Est-ce que le lecteur entretient une affection particulière pour le cinéma américain des années 1940 et 1950 ? Si oui, il est aux anges. Le dessinateur fait revivre à la fois la mythologie d’une partie de ces films et quelques acteurs emblématiques, avec une vraie tendresse. Le scénariste concocte une intrigue à la fois sur le mode fantaisie, à la fois sur le mode métaphorique. Le point de départ est de savoir qui a tué Marilyn (Monroe, bien sûr), et l’enquête répond à cette question sur les deux plans, tout en jouant sur le fait que ces célébrités ont acquis le statut d’immortalité. Ensorcelant.

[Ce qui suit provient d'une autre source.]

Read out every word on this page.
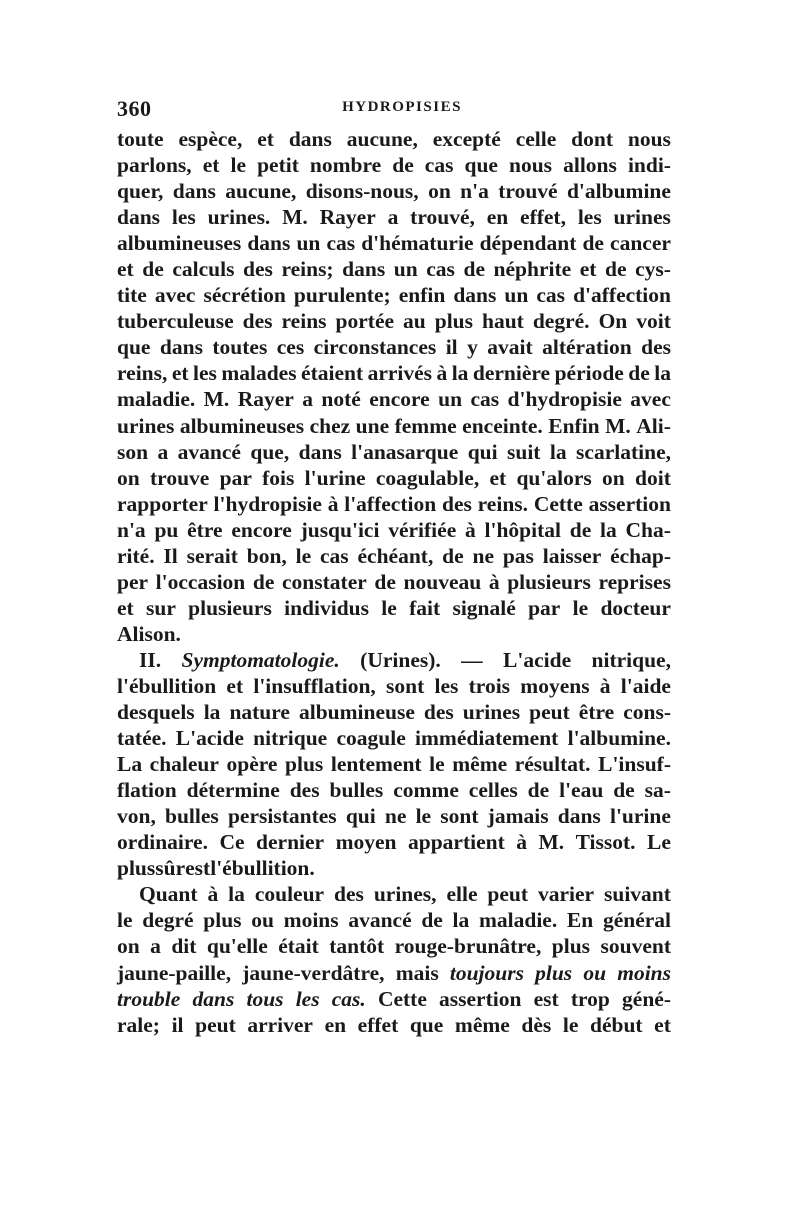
360	HYDROPISIES
toute espèce, et dans aucune, excepté celle dont nous
parlons, et le petit nombre de cas que nous allons indi-
quer, dans aucune, disons-nous, on n'a trouvé d'albumine
dans les urines. M. Rayer a trouvé, en effet, les urines
albumineuses dans un cas d'hématurie dépendant de cancer
et de calculs des reins; dans un cas de néphrite et de cys-
tite avec sécrétion purulente; enfin dans un cas d'affection
tuberculeuse des reins portée au plus haut degré. On voit
que dans toutes ces circonstances il y avait altération des
reins, et les malades étaient arrivés à la dernière période de la
maladie. M. Rayer a noté encore un cas d'hydropisie avec
urines albumineuses chez une femme enceinte. Enfin M. Ali-
son a avancé que, dans l'anasarque qui suit la scarlatine,
on trouve par fois l'urine coagulable, et qu'alors on doit
rapporter l'hydropisie à l'affection des reins. Cette assertion
n'a pu être encore jusqu'ici vérifiée à l'hôpital de la Cha-
rité. Il serait bon, le cas échéant, de ne pas laisser échap-
per l'occasion de constater de nouveau à plusieurs reprises
et sur plusieurs individus le fait signalé par le docteur
Alison.
II. Symptomatologie. (Urines). — L'acide nitrique,
l'ébullition et l'insufflation, sont les trois moyens à l'aide
desquels la nature albumineuse des urines peut être cons-
tatée. L'acide nitrique coagule immédiatement l'albumine.
La chaleur opère plus lentement le même résultat. L'insuf-
flation détermine des bulles comme celles de l'eau de sa-
von, bulles persistantes qui ne le sont jamais dans l'urine
ordinaire. Ce dernier moyen appartient à M. Tissot. Le
plus sûr est l'ébullition.
Quant à la couleur des urines, elle peut varier suivant
le degré plus ou moins avancé de la maladie. En général
on a dit qu'elle était tantôt rouge-brunâtre, plus souvent
jaune-paille, jaune-verdâtre, mais toujours plus ou moins
trouble dans tous les cas. Cette assertion est trop géné-
rale; il peut arriver en effet que même dès le début et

Des dents qui invitaient à l’uppercut © Dupuis
BO :

J’avais bien été intrigué par le point de départ de l’intrigue (grace à Bruce qui en avait parlé sur un reseau social obscur dont je tairai le nom) et je dois avouer que cette présentation fait envie. Ce qui m’intrigue, c’est que tu parles de « parodie » et de « comédie noire » et donc j’imagine que c’est une tonalité humoristique qui prime, or le dessin de Kordey est photorealiste et très cinématographique, je suis curieux de voir comment fonctionne ce contraste là. J’ai bien envie de lire ça en tous cas !
Il y a des moments de farce bien noire. Les auteurs mettent en œuvre des exagérations (il faut voir le comportement de JFK ou la déception de Bogie constatant que ce n’est que Marilyn qui toque à sa porte et pas Lauren) pour des effets comiques.